Daily Pathtracer 9: A wild ryg appears

Posted on Apr 13, 2018

#rendering #code

Introduction and index of this series is here.

In the previous post, I did a basic SIMD/SSE implementation of the “hit a ray against all spheres” function. And then of course, me being a n00b at SIMD, I did some stupid things (and had other inefficiencies I knew about outside the SIMD function, that I planned to fix later). And then this happened:

You used the ultimate optimization technique: nerd sniping rygorous into doing it for you =) (via)

i.e. Fabian Giesen himself did a bunch of optimizations and submitted a pull request.
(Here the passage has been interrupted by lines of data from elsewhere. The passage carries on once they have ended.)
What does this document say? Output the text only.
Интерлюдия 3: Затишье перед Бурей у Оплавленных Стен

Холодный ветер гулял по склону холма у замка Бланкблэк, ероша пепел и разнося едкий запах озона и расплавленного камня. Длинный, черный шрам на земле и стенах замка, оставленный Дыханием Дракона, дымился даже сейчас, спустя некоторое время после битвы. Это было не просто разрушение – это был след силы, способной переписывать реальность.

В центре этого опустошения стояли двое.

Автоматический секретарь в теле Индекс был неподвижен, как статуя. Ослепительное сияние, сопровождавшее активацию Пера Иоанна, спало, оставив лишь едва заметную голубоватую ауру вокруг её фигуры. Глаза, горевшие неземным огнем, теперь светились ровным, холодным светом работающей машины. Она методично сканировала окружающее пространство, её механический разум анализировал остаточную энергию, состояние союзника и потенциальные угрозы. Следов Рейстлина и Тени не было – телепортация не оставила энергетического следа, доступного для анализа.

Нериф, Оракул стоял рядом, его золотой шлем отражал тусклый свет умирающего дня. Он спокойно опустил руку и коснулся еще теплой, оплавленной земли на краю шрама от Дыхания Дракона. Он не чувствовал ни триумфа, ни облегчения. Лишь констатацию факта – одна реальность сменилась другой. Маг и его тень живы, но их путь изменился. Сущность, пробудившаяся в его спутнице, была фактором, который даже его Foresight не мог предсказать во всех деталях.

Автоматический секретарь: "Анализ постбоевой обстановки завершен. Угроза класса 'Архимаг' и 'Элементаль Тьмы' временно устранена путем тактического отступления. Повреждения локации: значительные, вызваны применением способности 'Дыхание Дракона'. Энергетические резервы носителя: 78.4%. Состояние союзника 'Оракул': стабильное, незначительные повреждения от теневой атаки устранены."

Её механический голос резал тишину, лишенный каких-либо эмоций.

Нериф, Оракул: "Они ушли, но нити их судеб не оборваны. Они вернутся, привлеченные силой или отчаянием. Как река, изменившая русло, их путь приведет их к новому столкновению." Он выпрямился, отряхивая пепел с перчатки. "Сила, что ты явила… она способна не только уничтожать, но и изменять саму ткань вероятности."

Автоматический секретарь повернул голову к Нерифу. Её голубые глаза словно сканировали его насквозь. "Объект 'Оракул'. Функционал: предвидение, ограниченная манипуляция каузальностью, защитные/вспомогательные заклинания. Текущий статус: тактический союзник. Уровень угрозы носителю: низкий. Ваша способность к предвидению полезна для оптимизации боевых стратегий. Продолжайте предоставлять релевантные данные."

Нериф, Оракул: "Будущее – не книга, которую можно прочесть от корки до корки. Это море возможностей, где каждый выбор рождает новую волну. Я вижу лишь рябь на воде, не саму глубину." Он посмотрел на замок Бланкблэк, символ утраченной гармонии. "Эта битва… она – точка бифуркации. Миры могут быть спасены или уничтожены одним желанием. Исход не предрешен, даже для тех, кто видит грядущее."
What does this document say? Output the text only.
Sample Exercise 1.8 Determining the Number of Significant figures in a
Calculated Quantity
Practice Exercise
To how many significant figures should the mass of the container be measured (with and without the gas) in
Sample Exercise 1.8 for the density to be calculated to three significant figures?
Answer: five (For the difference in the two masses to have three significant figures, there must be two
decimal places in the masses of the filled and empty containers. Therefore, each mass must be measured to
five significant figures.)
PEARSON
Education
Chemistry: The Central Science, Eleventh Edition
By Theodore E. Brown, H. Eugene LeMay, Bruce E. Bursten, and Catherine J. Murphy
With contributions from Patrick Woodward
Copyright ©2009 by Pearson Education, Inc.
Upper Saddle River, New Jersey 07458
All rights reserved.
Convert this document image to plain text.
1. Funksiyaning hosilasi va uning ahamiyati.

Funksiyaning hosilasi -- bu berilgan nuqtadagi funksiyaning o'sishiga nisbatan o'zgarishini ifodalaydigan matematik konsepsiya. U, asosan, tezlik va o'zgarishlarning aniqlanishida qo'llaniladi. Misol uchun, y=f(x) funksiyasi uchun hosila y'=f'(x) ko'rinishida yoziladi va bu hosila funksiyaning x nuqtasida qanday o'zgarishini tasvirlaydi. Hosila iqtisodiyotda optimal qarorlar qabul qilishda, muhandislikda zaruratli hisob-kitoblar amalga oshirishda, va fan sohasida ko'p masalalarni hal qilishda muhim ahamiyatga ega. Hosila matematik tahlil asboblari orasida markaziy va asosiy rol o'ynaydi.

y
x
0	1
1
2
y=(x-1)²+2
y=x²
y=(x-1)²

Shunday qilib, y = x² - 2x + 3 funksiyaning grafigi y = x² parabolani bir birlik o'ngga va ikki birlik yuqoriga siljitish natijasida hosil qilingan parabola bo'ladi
Nice work, ryg!

His changes got performance of 107 -> 187 Mray/s on PC, and 30.1 -> 41.8 Mray/s on a Mac. That’s not bad at all for relatively simple changes!

ryg’s optimizations

Full list of changes can be seen in the pull request, here are the major ones:

Use _mm_loadu_ps to load memory into a SIMD variable (commit). On Windows/MSVC that got a massive speedup; no change on Mac/clang since clang was already generating movups instruction there.

Evaluate ray hit data only once (commit). My original code was evaluating hit position & normal for each closer sphere it had hit so far; this change only remembers t value and sphere index instead, and calculates position & normal for the final closest sphere. It also has one possible approach in how to do “find minimum value and index of it in an SSE register”, that I was wondering about.

“Know” which objects emit light instead of searching every time (commit). This one’s not SIMD at all, and super obvious. In the explicit light sampling loop, for each ray bounce off a diffuse surface, I was going through all spheres, checking “hey, do you emit light?”. But only a couple of all of them do! So instead, have an explicit array of light-emitting sphere indices, and only go through that. This was another massive speedup.

Several small simplifications (commit, commit, commit, commit, commit). Each one self-explanatory.

What’s next

I want to apply some of the earlier & above optimizations to the C#, C#+Burst and GPU implementations too, just so that all versions are on the same ground again. Maybe I’ll do that next!